Over half-way through the article:
Emerging research has begun to show what most people feel is obvious: Relying on A.I. for cognitive tasks can reduce one’s own intellectual capacity and resilience. It’s one thing to use it in the workplace, but in the classroom, difficulty is often precisely the point. Sure, a robot can lift 600 pounds much more easily than I can — but that doesn’t much help me if I’m trying to work out. The same goes for the thinking exercise of education. However, telling that to students is about as attractive a message as “eat your veggies” or “sleep eight hours.” It feels like scolding.
Even in the heart of the Silicon Valley techno-utopia, most people know that our tech is bad for us, or at least that it can be. A.I. is often a tremendous productivity boost, yet my friends increasingly refer to both short-form video and their A.I. chat logs in the language of addiction. It’s becoming baked in, shaping our generational character. We are a digital generation, growing only more attached to the virtual world.
Interesting. I've been thinking of Silicon Valley AI culture in terms of addiction.
The internet has already allowed us to feel more connected than ever while becoming lonelier than ever. A.I. lets us cut out the human part of human interaction entirely.
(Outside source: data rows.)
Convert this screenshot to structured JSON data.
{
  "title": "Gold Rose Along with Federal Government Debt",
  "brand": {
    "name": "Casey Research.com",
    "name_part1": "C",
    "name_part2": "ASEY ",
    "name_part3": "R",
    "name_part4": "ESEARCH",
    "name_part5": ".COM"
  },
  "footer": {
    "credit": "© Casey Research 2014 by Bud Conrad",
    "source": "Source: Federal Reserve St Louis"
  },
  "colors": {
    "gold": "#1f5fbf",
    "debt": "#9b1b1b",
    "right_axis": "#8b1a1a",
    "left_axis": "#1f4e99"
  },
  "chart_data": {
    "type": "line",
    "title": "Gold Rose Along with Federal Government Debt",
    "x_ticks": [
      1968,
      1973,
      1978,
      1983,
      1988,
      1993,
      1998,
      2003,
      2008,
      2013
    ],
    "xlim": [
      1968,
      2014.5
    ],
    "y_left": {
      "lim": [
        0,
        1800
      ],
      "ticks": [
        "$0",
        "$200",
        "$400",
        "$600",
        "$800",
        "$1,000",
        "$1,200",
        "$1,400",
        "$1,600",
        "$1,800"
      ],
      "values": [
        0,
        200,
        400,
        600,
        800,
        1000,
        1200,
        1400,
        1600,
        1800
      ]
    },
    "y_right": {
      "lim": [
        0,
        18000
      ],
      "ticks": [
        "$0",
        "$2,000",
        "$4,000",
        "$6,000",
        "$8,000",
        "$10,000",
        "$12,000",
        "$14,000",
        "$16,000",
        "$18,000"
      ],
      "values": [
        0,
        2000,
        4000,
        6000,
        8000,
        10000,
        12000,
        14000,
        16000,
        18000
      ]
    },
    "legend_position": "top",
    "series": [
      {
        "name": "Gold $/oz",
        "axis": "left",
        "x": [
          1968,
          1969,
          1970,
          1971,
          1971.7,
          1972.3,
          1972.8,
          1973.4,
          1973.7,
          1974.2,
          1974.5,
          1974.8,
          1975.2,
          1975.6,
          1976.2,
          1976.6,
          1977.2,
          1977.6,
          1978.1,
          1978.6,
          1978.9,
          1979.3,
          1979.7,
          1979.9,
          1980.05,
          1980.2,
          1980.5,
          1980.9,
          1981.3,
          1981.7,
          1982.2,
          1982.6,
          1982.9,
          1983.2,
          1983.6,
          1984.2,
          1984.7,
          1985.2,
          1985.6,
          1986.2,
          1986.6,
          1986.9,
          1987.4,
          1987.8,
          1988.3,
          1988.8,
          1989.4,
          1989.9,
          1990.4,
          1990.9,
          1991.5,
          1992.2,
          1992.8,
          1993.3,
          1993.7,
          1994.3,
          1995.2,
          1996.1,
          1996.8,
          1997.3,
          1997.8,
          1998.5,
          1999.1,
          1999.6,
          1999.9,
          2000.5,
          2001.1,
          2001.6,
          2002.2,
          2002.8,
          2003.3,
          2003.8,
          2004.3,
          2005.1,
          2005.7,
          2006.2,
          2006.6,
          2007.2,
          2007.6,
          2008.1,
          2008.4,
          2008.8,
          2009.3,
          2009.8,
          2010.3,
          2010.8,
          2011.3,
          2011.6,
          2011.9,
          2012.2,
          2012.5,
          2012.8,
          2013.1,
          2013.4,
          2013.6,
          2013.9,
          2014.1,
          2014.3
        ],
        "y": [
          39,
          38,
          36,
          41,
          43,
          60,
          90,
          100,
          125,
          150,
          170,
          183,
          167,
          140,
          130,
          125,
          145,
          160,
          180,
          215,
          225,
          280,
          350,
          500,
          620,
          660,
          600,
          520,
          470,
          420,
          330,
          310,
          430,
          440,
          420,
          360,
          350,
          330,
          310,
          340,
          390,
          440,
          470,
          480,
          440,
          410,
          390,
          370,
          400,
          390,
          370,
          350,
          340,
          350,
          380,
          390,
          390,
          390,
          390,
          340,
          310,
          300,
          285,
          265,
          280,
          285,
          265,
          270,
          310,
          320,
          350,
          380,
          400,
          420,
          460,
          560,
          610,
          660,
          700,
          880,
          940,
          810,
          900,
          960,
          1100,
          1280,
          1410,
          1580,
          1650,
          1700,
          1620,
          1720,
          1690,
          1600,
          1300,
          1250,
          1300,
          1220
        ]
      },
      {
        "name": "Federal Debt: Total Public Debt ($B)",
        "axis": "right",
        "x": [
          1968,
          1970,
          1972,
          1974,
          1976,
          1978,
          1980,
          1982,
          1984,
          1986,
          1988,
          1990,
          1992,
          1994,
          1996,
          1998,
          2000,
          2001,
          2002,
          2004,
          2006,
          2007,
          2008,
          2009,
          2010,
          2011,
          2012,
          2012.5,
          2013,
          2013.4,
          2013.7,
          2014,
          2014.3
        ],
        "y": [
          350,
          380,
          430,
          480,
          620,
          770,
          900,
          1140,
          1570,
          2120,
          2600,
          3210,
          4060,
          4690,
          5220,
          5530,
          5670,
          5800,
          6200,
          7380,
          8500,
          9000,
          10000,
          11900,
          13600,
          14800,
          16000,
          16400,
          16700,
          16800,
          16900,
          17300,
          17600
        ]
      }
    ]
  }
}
When I was sitting in a recent class on love in French fiction — exactly the kind of course that a senior takes before it all comes to an end — I listened to the first student presentation, entitled: “Applying the Gale-Shapley Algorithm to ‘The Princess of Clèves.’” The enterprising presenters sought to resolve the contretemps of the 1678 romantic novel through a computer science matching algorithm. Love was something to “be optimized.” Next to me, one student scribbled on a branded notepad from Hudson River Trading, a quantitative trading firm where fresh graduates can earn upward of $600,000 a year. Another had a sticker on her laptop: “Practice safe C.S.” The class could not have felt more Stanford.
That sounds like idolatry, where the idolator becomes more and more like the idol. See my post, From Atheism to Idolatry, from April 23, where Claude informs me:
The classical meaning of idolatry isn't just worshipping a false god — it's more specifically taking something that is a human creation, a product of human hands and intention, and then inverting the relationship so that the created thing becomes the sovereign over its creators. The idol is made by humans and then humans prostrate themselves before it. That inversion is the core theological offense, not the mere existence of the object.
Which fits the Silicon Valley situation remarkably well. These are systems built by humans, trained on human-generated text and images, designed to optimize for objectives humans specified, running on hardware humans manufactured — and yet a significant portion of the people building them have effectively placed themselves in a posture of submission before them, either in hope or in dread. The creature has become the measure of the creator. [...]
There's also something in the biblical prophetic tradition worth recalling. The critique of idolatry in Isaiah and elsewhere isn't primarily metaphysical — it's not mainly about whether the idol exists. It's about what idol worship does to the worshipper. You become like what you worship — diminished, rigid, less alive. That's a psychological and moral claim, and it applies rather directly to a culture organized around the maximization of machine intelligence as the sovereign value. What kind of humans does that produce?